Workers from ethnic minority groups benefit most
The skill effects are not distributed evenly across the labour market. Workers from ethnic minority groups experience the largest improvements in skill accumulation and the largest reductions in mismatch when discrimination is removed, alongside the largest gains in direct job-to-job mobility and cumulative job entries. This indicates that hiring penalties restrict access to the kinds of job histories that allow people to develop new and transferable skills over time.
Early missed opportunities therefore widen into large differences later in people’s careers. In the equal-treatment scenario, workers from ethnic minority groups spend more time in employment, achieve higher final skill levels and experience stronger wage progression, which substantially narrows ethnic gaps in long-run outcomes. These results show that fairer hiring can both improve long-run prospects for ethnic minority workers and reduce ethnic inequalities in the labour market.
Why it matters
Hiring policy is also skills policy
These findings show that decisions about who gets hired are also decisions about how skills are built in the economy. Barriers at the point of hiring do not only create short-run unfairness in who gets a job; they also push workers onto different career paths, changing the roles they can access and the skills they are able to build over time. Small differences in callback rates can therefore grow into lasting gaps in skills and long-run outcomes, especially for groups that face persistent hiring penalties.
Productivity and mismatch
The strong reduction in worker–job mismatch points to a broader productivity benefit. When discrimination is removed, workers move more smoothly into roles that better use and extend their transferable skills, leading to higher lifetime earnings and more time in employment. Over time, this means more of the existing workforce is employed in jobs where their skills can contribute most.
This is consistent with wider evidence that higher skill mismatch is linked to lower labour productivity and weaker growth across countries and industries (OECD, 2016). Taken together, the results suggest that discrimination reduces productivity not only because it is unfair, but also because it stops existing capabilities from being used where they are most valuable.

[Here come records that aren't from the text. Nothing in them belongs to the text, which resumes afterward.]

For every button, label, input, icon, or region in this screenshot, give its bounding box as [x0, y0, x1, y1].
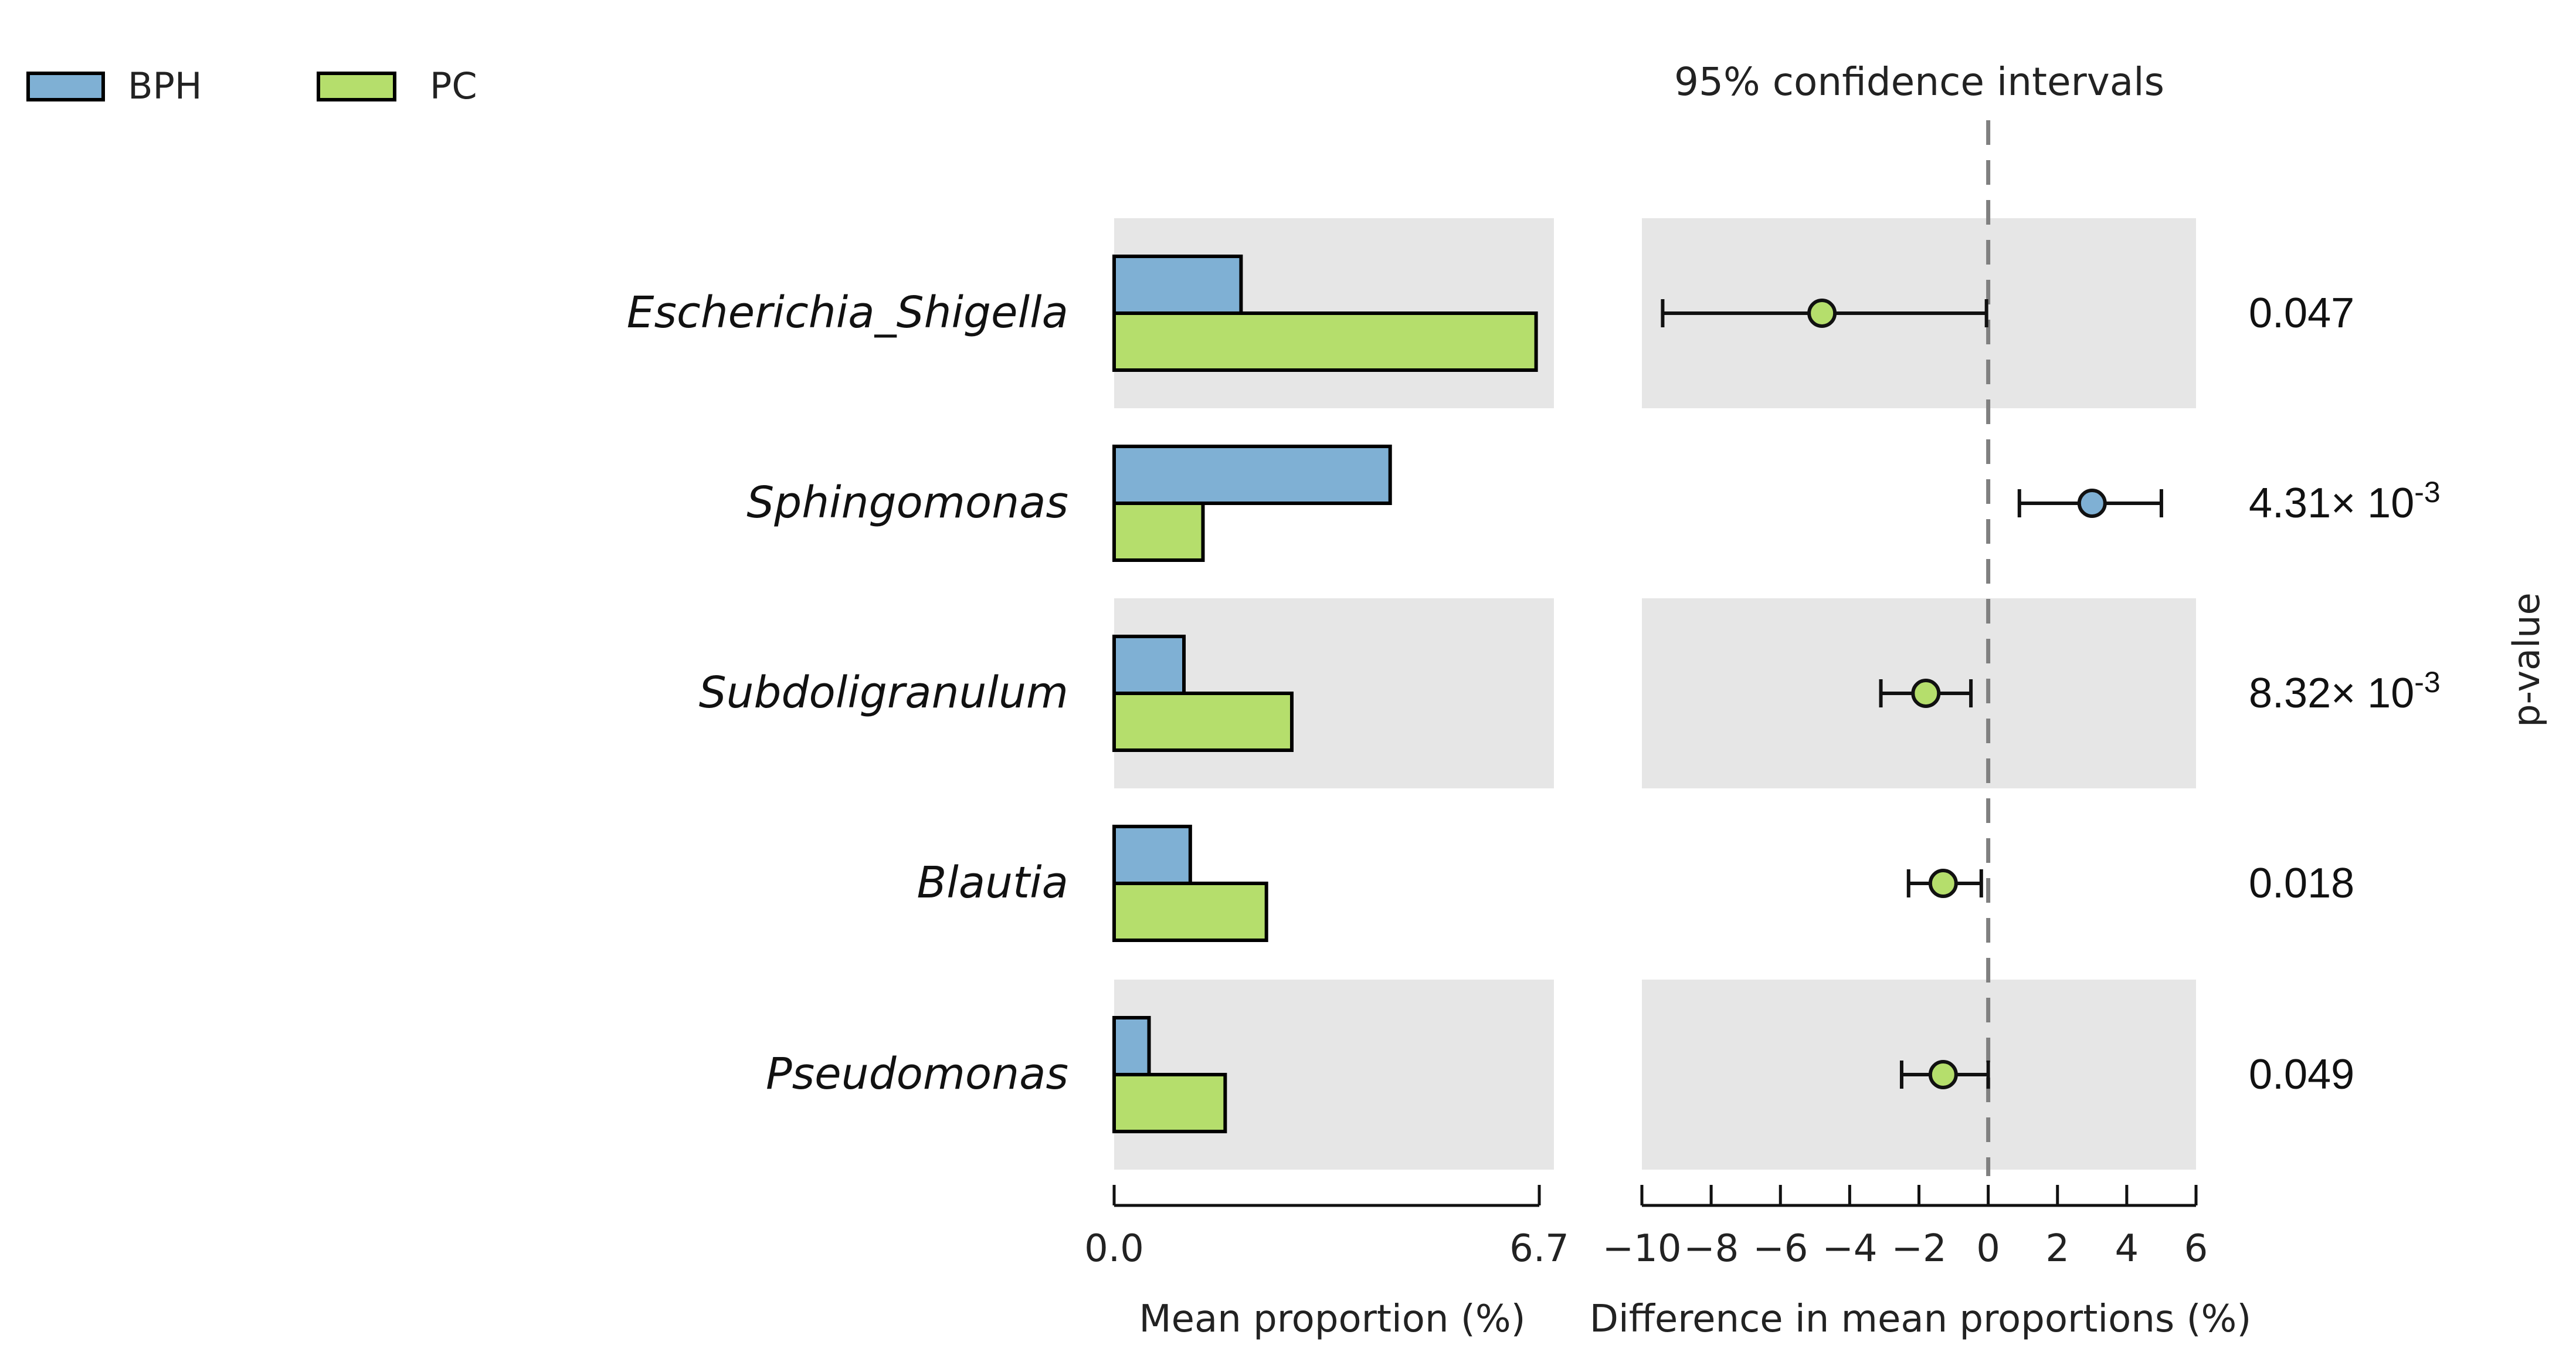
bar-pc-blautia — [1112, 882, 1268, 942]
legend-label-pc: PC — [430, 65, 477, 107]
ci-title: 95% confidence intervals — [1674, 59, 2164, 104]
ci-point-blautia — [1928, 869, 1958, 898]
legend-label-bph: BPH — [128, 65, 202, 107]
ci-x-tick-label: −8 — [1684, 1227, 1739, 1271]
bar-pc-pseudomonas — [1112, 1073, 1227, 1133]
bar-bph-pseudomonas — [1112, 1016, 1151, 1076]
legend-swatch-bph — [26, 72, 105, 101]
axes: 0.0 6.7 −10 −8 −6 −4 −2 0 2 4 6 — [1084, 1185, 2208, 1271]
ci-point-sphingomonas — [2077, 489, 2107, 518]
bar-pc-subdoligranulum — [1112, 692, 1294, 752]
ci-x-tick-label: −2 — [1891, 1227, 1946, 1271]
confidence-intervals — [1661, 299, 2163, 1089]
pvalue-escherichia-shigella: 0.047 — [2249, 290, 2354, 337]
ci-x-tick-label: −10 — [1602, 1227, 1681, 1271]
bar-bph-escherichia-shigella — [1112, 255, 1243, 315]
bar-pc-escherichia-shigella — [1112, 311, 1538, 372]
pvalue-sphingomonas: 4.31× 10-3 — [2249, 476, 2441, 527]
bar-pc-sphingomonas — [1112, 502, 1205, 562]
ci-axis-label: Difference in mean proportions (%) — [1590, 1298, 2252, 1341]
taxon-labels: Escherichia_Shigella Sphingomonas Subdolig… — [627, 287, 1068, 1099]
ci-x-tick-label: 0 — [1976, 1227, 2000, 1271]
taxon-label-pseudomonas: Pseudomonas — [766, 1049, 1068, 1099]
p-values: 0.047 4.31× 10-3 8.32× 10-3 0.018 0.049 — [2249, 290, 2441, 1098]
ci-x-tick-label: 2 — [2045, 1227, 2069, 1271]
bar-bph-sphingomonas — [1112, 445, 1392, 505]
pvalue-axis-label: p-value — [2505, 592, 2548, 727]
taxon-label-subdoligranulum: Subdoligranulum — [699, 668, 1068, 718]
bar-axis-label: Mean proportion (%) — [1139, 1298, 1525, 1341]
taxon-label-escherichia-shigella: Escherichia_Shigella — [627, 287, 1068, 338]
ci-point-escherichia-shigella — [1807, 299, 1837, 328]
ci-point-subdoligranulum — [1911, 679, 1941, 708]
ci-x-tick-label: 6 — [2184, 1227, 2208, 1271]
bar-bph-blautia — [1112, 825, 1192, 885]
bar-x-tick-label: 0.0 — [1084, 1227, 1144, 1271]
taxon-label-blautia: Blautia — [917, 858, 1069, 908]
ci-point-pseudomonas — [1928, 1060, 1958, 1089]
pvalue-pseudomonas: 0.049 — [2249, 1051, 2354, 1098]
legend: BPH PC — [26, 65, 477, 107]
legend-swatch-pc — [317, 72, 396, 101]
ci-x-tick-label: 4 — [2115, 1227, 2139, 1271]
bar-bph-subdoligranulum — [1112, 635, 1186, 695]
ci-x-tick-label: −4 — [1822, 1227, 1877, 1271]
pvalue-subdoligranulum: 8.32× 10-3 — [2249, 666, 2441, 717]
taxon-label-sphingomonas: Sphingomonas — [746, 477, 1068, 528]
ci-x-tick-label: −6 — [1753, 1227, 1808, 1271]
pvalue-blautia: 0.018 — [2249, 860, 2354, 907]
bar-x-tick-label: 6.7 — [1509, 1227, 1569, 1271]
mean-proportion-bars — [1112, 255, 1538, 1133]
pvalue-exponent-subdoligranulum: -3 — [2414, 666, 2440, 699]
pvalue-exponent-sphingomonas: -3 — [2414, 476, 2440, 509]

Inequality and workforce resilience
The unequal gains observed for workers from ethnic minority groups indicate that discrimination contributes to long-lasting gaps in skills as well as wages. Interventions that target hiring processes may therefore influence long-run inequalities in progression, skill development and resilience to future labour market shocks. By changing who can access skill-building roles early in their careers, such interventions can help prevent gaps from widening over time.
Making hiring processes fairer could strengthen both equality of opportunity and long-run productivity by reducing mismatch, supporting better job-to-job progression and using transferable skills more efficiently across the UK economy. These changes would leave the workforce better placed to adapt to future economic shifts and policy priorities. Over the longer term, this can support a more resilient and inclusive labour market.
The results also have implications for how upskilling and progression programmes are designed. They show that, under discriminatory hiring, some transferable skills become systematically under-developed for workers from ethnic minority groups. Targeted support that focuses on these skills can therefore complement fairer hiring practices by helping to close the long-run gaps in skills that discrimination creates.